Electrical switchable room-temperature magnetic skyrmions in multiferroic MXene

Two-dimensional (2D) transition metal carbides and nitrides (MXene) host a plethora of interests, e.g., energy storage and conversions, and intriguing quantum phenomena ranging from electronic topological properties to superconductivity. However, topological magnetism is still a missing piece in MXenes. Here, via first-principles calculations, we validate the existence of significant Dzyaloshinskii--Moriya interaction (DMI) in 2D multiferroic MXenes, where the magnitude of DMI scales with the strength of electric dipole of the MXenes. Moreover, using atomistic spin model simulations, we demonstrate that room-temperature (RT) magnetic skyrmions can be spontaneously stabilized at monolayer ${\mathrm{Co}}_{2}\mathrm{C}{\mathrm{F}}_{2}$. The chirality of DMI can be tuned via ferroelectricity effect and, consequently, the skyrmions.
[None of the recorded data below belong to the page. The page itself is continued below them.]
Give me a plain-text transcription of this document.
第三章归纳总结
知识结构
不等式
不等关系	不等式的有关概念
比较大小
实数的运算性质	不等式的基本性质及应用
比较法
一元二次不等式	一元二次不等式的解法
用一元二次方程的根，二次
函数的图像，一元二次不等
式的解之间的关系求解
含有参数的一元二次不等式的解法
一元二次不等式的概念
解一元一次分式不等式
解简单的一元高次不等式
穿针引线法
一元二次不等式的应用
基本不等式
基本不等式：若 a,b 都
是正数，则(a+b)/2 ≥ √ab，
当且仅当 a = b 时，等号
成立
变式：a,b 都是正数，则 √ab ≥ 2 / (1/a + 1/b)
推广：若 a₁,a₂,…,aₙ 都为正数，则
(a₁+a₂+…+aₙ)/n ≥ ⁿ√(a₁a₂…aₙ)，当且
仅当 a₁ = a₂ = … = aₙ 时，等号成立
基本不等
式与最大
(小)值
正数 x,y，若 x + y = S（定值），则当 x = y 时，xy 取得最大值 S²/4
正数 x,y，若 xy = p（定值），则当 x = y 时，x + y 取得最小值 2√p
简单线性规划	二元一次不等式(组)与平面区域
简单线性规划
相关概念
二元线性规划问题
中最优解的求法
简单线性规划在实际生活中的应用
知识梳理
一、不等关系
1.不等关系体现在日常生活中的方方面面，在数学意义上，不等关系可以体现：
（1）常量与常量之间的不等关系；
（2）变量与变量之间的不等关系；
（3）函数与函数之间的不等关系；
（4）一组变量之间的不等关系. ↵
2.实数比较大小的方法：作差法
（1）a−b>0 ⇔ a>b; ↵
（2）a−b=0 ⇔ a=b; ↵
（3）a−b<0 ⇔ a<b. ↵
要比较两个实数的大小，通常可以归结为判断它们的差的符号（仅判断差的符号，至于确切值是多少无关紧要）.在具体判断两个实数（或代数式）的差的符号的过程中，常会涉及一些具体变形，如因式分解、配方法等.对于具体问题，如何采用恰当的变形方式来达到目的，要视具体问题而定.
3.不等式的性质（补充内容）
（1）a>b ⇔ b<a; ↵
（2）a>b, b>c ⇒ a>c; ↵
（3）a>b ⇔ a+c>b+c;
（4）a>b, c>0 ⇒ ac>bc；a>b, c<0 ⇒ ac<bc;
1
We further show that a proper van der Waals substrate can effectively enhance the magnetic anisotropy of ${\mathrm{Co}}_{2}\mathrm{C}{\mathrm{F}}_{2}$ through interlayer charge transfer, while the tunable DMI and RT skyrmions can also be maintained. These results prove that MXenes and their heterostructure can be promising candidates in fabricating ultrathin skyrmionic devices and pave the way for the RT electrically controllable skyrmions toward spintronic applications.